La recompensa por bloque es un pago a los mineros por el trabajo realizado.

El sistema digital Bitcoin es técnicamente una combinación de blockchains, que se forman a partir de bloques. El tiempo que se tarda en encontrar cada nuevo bloque está directamente relacionado con el nivel de complejidad, que aumenta regularmente, así como con la potencia de procesamiento del hardware que utiliza el minero. En cuanto se encuentra un nuevo bloque como resultado de acciones computacionales complejas, el minero recibe una recompensa. Ésta se fija en cada etapa de reducción a la mitad en cada ecosistema individual.

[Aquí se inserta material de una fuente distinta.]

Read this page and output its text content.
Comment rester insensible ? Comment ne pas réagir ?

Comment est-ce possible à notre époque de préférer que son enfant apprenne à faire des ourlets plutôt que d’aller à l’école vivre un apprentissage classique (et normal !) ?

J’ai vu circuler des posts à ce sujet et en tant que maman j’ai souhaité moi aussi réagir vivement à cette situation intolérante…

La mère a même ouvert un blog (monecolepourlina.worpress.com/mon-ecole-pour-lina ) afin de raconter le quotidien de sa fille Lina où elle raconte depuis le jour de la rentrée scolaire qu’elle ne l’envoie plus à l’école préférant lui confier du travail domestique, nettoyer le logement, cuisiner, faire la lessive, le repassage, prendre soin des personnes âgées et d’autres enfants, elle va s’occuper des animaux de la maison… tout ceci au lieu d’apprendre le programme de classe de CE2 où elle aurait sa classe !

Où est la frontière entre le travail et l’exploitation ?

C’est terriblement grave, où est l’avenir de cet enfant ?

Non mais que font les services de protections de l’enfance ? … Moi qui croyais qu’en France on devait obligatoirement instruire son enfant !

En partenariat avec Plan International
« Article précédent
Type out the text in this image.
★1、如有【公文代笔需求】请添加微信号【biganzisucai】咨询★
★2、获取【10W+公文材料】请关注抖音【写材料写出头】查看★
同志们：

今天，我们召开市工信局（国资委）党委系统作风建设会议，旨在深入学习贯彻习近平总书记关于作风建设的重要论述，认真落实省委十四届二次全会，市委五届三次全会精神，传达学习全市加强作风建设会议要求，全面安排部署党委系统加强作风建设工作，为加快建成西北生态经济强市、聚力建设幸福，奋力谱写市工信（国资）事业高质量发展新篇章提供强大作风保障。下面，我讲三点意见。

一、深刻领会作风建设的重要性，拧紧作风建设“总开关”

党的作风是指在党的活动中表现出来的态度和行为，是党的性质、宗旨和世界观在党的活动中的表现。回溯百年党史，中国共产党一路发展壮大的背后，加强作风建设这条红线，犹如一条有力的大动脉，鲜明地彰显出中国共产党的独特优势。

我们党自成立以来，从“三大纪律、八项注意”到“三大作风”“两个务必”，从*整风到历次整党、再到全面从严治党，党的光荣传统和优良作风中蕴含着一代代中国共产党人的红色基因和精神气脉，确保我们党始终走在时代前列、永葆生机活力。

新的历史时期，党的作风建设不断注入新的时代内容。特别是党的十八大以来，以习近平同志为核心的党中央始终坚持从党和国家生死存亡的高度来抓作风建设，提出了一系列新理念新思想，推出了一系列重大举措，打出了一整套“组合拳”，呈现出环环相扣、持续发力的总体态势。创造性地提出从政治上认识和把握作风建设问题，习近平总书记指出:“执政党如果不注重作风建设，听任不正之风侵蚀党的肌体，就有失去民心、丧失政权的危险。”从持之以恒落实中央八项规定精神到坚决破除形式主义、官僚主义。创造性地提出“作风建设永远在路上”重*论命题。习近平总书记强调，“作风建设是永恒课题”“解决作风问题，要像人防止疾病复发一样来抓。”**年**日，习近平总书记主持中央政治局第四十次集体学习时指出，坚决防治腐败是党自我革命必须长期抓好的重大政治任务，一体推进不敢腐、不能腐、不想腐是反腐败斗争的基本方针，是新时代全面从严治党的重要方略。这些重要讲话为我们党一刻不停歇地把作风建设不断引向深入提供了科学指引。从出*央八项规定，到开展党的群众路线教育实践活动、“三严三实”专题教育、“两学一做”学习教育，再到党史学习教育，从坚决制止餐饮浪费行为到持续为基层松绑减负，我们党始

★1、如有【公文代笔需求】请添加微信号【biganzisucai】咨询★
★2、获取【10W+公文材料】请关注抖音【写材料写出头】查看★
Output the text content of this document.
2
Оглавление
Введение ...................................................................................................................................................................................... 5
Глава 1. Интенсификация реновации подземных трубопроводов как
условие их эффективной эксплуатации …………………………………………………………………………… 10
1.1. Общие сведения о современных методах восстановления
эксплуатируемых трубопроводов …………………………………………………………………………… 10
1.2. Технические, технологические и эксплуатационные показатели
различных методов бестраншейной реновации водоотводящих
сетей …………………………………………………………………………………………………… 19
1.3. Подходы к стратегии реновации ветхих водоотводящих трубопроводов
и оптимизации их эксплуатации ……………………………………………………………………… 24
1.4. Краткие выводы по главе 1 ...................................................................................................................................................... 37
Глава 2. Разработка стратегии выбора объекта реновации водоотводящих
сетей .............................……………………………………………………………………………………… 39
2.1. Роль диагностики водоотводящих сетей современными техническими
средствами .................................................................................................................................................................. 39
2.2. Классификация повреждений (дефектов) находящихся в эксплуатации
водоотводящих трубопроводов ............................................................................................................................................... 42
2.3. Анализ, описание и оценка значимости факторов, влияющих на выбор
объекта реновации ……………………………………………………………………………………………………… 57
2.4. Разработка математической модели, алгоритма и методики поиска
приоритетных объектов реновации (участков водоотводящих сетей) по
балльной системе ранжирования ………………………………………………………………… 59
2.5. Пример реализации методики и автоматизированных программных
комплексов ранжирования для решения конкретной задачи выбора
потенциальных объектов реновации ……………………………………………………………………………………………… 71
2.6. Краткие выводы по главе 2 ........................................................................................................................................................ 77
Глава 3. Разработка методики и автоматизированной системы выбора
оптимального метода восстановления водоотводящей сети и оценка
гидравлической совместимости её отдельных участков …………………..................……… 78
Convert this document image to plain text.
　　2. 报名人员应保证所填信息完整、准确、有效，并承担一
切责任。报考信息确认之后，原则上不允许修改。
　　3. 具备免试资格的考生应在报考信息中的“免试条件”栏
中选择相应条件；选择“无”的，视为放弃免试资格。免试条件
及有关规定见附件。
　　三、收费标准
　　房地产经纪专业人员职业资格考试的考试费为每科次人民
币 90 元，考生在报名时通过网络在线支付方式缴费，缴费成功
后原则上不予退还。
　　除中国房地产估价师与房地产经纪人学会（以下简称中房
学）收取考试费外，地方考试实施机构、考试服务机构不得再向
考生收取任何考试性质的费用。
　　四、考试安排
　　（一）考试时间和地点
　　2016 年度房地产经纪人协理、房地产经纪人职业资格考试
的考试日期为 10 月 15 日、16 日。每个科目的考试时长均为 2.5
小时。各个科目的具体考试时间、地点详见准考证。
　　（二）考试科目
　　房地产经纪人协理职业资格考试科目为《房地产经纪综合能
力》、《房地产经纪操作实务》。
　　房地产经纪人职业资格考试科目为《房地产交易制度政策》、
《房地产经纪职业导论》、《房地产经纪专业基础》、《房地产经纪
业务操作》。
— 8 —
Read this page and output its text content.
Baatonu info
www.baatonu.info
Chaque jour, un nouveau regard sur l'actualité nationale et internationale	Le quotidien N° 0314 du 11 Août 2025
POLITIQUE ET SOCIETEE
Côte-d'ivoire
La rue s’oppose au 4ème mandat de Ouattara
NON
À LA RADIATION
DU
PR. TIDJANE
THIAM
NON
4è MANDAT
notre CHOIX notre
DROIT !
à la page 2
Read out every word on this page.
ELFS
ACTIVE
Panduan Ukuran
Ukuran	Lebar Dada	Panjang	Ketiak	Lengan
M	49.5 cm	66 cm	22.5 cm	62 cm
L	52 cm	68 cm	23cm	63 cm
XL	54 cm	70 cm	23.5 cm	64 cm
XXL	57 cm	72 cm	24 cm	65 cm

En el sistema Bitcoin, la reducción a la mitad, es decir, el aumento de la complejidad de la minería de bloques, se produce de media cada 4 años o tras alcanzar un indicador de 210 mil bloques. Al mismo tiempo, se produce un aumento del valor de la moneda digital y una disminución de 2 veces de la remuneración del minero. Debido a esta correlación es posible asegurar un alto nivel de rentabilidad de los mineros y aumentar la rentabilidad de la minería.

La remuneración se paga en la criptomoneda seleccionada que se mina. Se compone del pago en sí (el subsidio) y de las tasas de transacción.


La recompensa se paga en la criptodivisa elegida.